Wie also wird die Zukunft des internetgestützten Angebots aussehen? Michael Jähme, Mitarbeiter der Wuppertaler AIDS-Hilfe und von Anfang an bei der Onlineberatung der Aidshilfen mit dabei, sieht zumindest kein schnelles Ende dieser Beratungsform.
Neue Generationen finden neue Kommunikationsformen
„Das Bedürfnis vieler Menschen, ganz gleich welcher Zielgruppe, nach Gesprächspartnern, mit denen sie sich über ihre Sexualität austauschen und Orientierung finden können, wird bleiben.“ Doch jede Generation müsse die passenden Wege und Formen für sich neu finden, sagte Jähme am Rande der Tagung gegenüber magazin.hiv. Um erfolgreich zu bleiben, müsse sich eine Onlineberatung zu Fragen der Sexualität deshalb bemühen, stets am Puls der Zeit zu sein.
Solche Veränderungen und Verlagerungen spürt Jähme auch aktuell im Beratungsalltag. „Ich hätte mir vor fünf Jahren nicht träumen lassen, dass die aktuellen politischen Prozesse in Europa eines Tages auch uns in der Onlineberatung berühren werden.“ Die wachsende Zahl von Ratsuchenden aus dem Ausland, zum Beispiel Arbeitsmigranten aus Südeuropa, erfordere einiges an Fachkenntnissen in den Feldern Sozialrecht und Gesundheitswesen.
Aber auch in den Kommunikationsformen tut sich was. So hatte Michael Jähme vor einiger Zeit festgestellt, dass manche User ihre Fragen nur noch in sehr verkürzter Form schicken. „Ich war von diesem Telegrammstil, bei dem zwischen den Zeilen viel offen bleibt, zunächst sehr verunsichert“, erzählt der Onlineberater. „Bis ich kapierte, dass diese bruchstückhaften Sätze mit dem Medium zu tun haben.“ Es sind Nachrichten, die nicht mit der Tastatur eines Computers, sondern auf einem Smartphone getippt wurden.
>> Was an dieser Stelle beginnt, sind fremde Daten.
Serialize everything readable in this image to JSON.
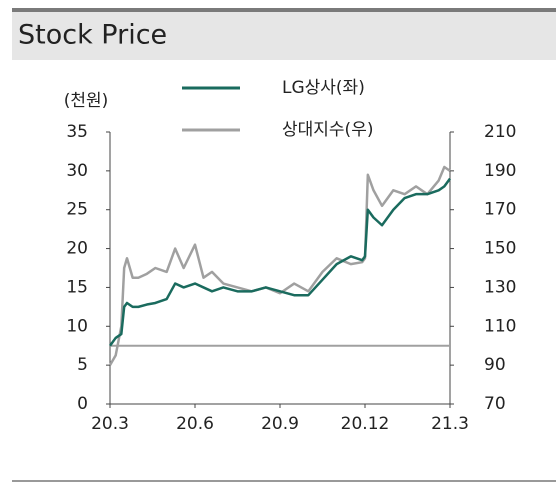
{
  "header": {
    "title": "Stock Price"
  },
  "chart_data": {
    "type": "line",
    "ylabel": "(천원)",
    "x": [
      0,
      0.2,
      0.4,
      0.5,
      0.6,
      0.8,
      1.0,
      1.3,
      1.6,
      2.0,
      2.3,
      2.6,
      3.0,
      3.3,
      3.6,
      4.0,
      4.5,
      5.0,
      5.5,
      6.0,
      6.5,
      7.0,
      7.5,
      8.0,
      8.5,
      8.9,
      9.0,
      9.1,
      9.3,
      9.6,
      10.0,
      10.4,
      10.8,
      11.2,
      11.6,
      11.8,
      12.0
    ],
    "series": [
      {
        "name": "LG상사(좌)",
        "color": "#1a6b5e",
        "axis": "y",
        "values": [
          7.5,
          8.5,
          9,
          12.5,
          13,
          12.5,
          12.5,
          12.8,
          13,
          13.5,
          15.5,
          15,
          15.5,
          15,
          14.5,
          15,
          14.5,
          14.5,
          15,
          14.5,
          14,
          14,
          16,
          18,
          19,
          18.5,
          19,
          25,
          24,
          23,
          25,
          26.5,
          27,
          27,
          27.5,
          28,
          29
        ]
      },
      {
        "name": "상대지수(우)",
        "color": "#a0a0a0",
        "axis": "y2",
        "values": [
          90,
          95,
          110,
          140,
          145,
          135,
          135,
          137,
          140,
          138,
          150,
          140,
          152,
          135,
          138,
          132,
          130,
          128,
          130,
          127,
          132,
          128,
          138,
          145,
          142,
          143,
          145,
          188,
          180,
          172,
          180,
          178,
          182,
          178,
          185,
          192,
          190
        ]
      }
    ],
    "reference_lines": [
      {
        "value": 100,
        "axis": "y2",
        "color": "#a0a0a0"
      }
    ],
    "xlim": [
      0,
      12
    ],
    "xticks": [
      {
        "value": 0,
        "label": "20.3"
      },
      {
        "value": 3,
        "label": "20.6"
      },
      {
        "value": 6,
        "label": "20.9"
      },
      {
        "value": 9,
        "label": "20.12"
      },
      {
        "value": 12,
        "label": "21.3"
      }
    ],
    "ylim": [
      0,
      35
    ],
    "yticks": [
      0,
      5,
      10,
      15,
      20,
      25,
      30,
      35
    ],
    "y2lim": [
      70,
      210
    ],
    "y2ticks": [
      70,
      90,
      110,
      130,
      150,
      170,
      190,
      210
    ],
    "grid": false
  }
}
Für die Berater stellen diese verknappten Angaben eine besondere Herausforderung dar, weil sie sich umso mehr hineinfühlen müssen, um auf den Kern des Problems zu stoßen – und es bleibt der Zweifel, dass man den User womöglich nicht richtig verstanden hat.
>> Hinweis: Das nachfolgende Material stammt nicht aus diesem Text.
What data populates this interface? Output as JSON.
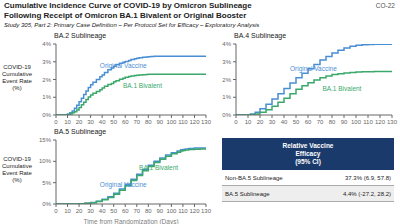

Michael Jähme animiert seine Kolleginnen und Kollegen dazu, einfach beherzt den Beratungsprozess zu starten und solche Unsicherheiten auch zu thematisieren. „Die Herausforderung wird sein“, so Jähme, „einen Antwortstil mit kürzeren Texten zu finden.“
Die Fragen der Menschen mögen sich zwar seit vielen Jahren gleichen, die Kommunikation allerdings wird sich auch bis zum nächsten Jubiläum der Aidshilfe-Onlineberatung weiterentwickeln und verändern.